Il supportera les charges de la civilisation quand il en sentira les bienfaits matériels; or, ces avantages, il les ignore, du moins dans l'intérieur du pays; c'est en commençant par les lui offrir, qu'on réussira peut-être à l'y intéresser; c'est, en tout cas, la seule méthode de pénétration durable; une autre peut s'imposer, mais que de mécomptes n'est-elle pas susceptible d'engendrer! Pour implanter vraiment les progrès matériels de notre civilisation en Albanie et pour assurer l'avenir, ce n'est pas une victoire des armes qui importe, mais le changement de l'état d'âme d'un peuple.
Tel est cet État nouveau, surgi au début du XXe siècle des dernières convulsions de la Turquie agonisante en Europe. Du fond de l'histoire, où il a peut-être joué jadis le premier rôle, l'Albanais ressuscite par la force des sentiments impérissables. Saura-t-il s'adapter au milieu où il renaît, ou, venu trop tard dans un monde trop vieux, ne reparaît-il, comme une vision éphémère d'un passé aboli, que pour disparaître à nouveau au milieu des peuples qui l'enserrent?
Disparaître, il ne saurait. Quelque soit son sort, la race et le sentiment national survivront; on ne peut rayer du nombre des nations celle qui, plus de cinq siècles durant, a résisté, avec une si merveilleuse vigueur, à la conquête turque et à l'assimilation musulmane.
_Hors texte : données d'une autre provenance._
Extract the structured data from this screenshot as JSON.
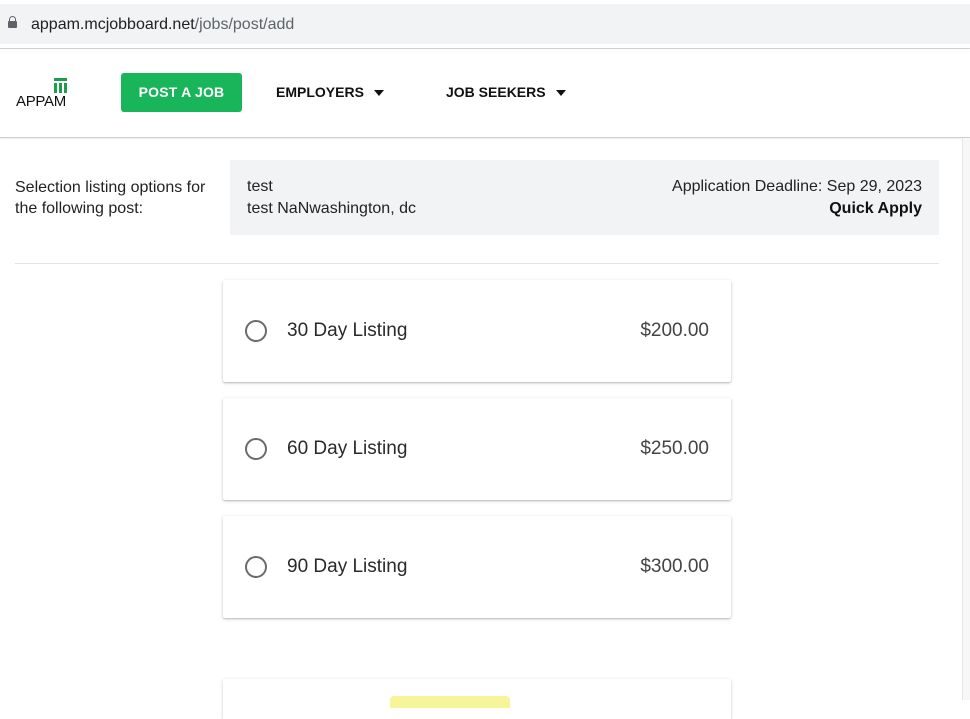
{
  "browser": {
    "url_host": "appam.mcjobboard.net",
    "url_path": "/jobs/post/add"
  },
  "header": {
    "logo_text": "APPAM",
    "post_job_label": "POST A JOB",
    "nav": [
      {
        "label": "EMPLOYERS"
      },
      {
        "label": "JOB SEEKERS"
      }
    ],
    "brand_color": "#19b55a"
  },
  "selection": {
    "label": "Selection listing options for the following post:",
    "post_title": "test",
    "post_location": "test NaNwashington, dc",
    "deadline": "Application Deadline: Sep 29, 2023",
    "apply_type": "Quick Apply"
  },
  "listings": [
    {
      "name": "30 Day Listing",
      "price": "$200.00",
      "selected": false
    },
    {
      "name": "60 Day Listing",
      "price": "$250.00",
      "selected": false
    },
    {
      "name": "90 Day Listing",
      "price": "$300.00",
      "selected": false
    }
  ]
}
Mais, ce qui peut advenir, c'est qu'au lieu de donner naissance à une petite Gaule, elle subisse le sort de la malheureuse Pologne, toujours vivante et cependant disparue. Pologne aux qualités si brillantes, mais divisée contre elle-même; Pologne qui, avec un sentiment national si vif, ne sut pas se gouverner et paya de son indépendance son goût de la liberté individuelle; Pologne dépecée par la politique des voisins à l'affût, sera-ce ton histoire qui va revivre aux bords de la mer Adriatique, si un nouveau Scanderbeg n'en vient point arrêter le cours?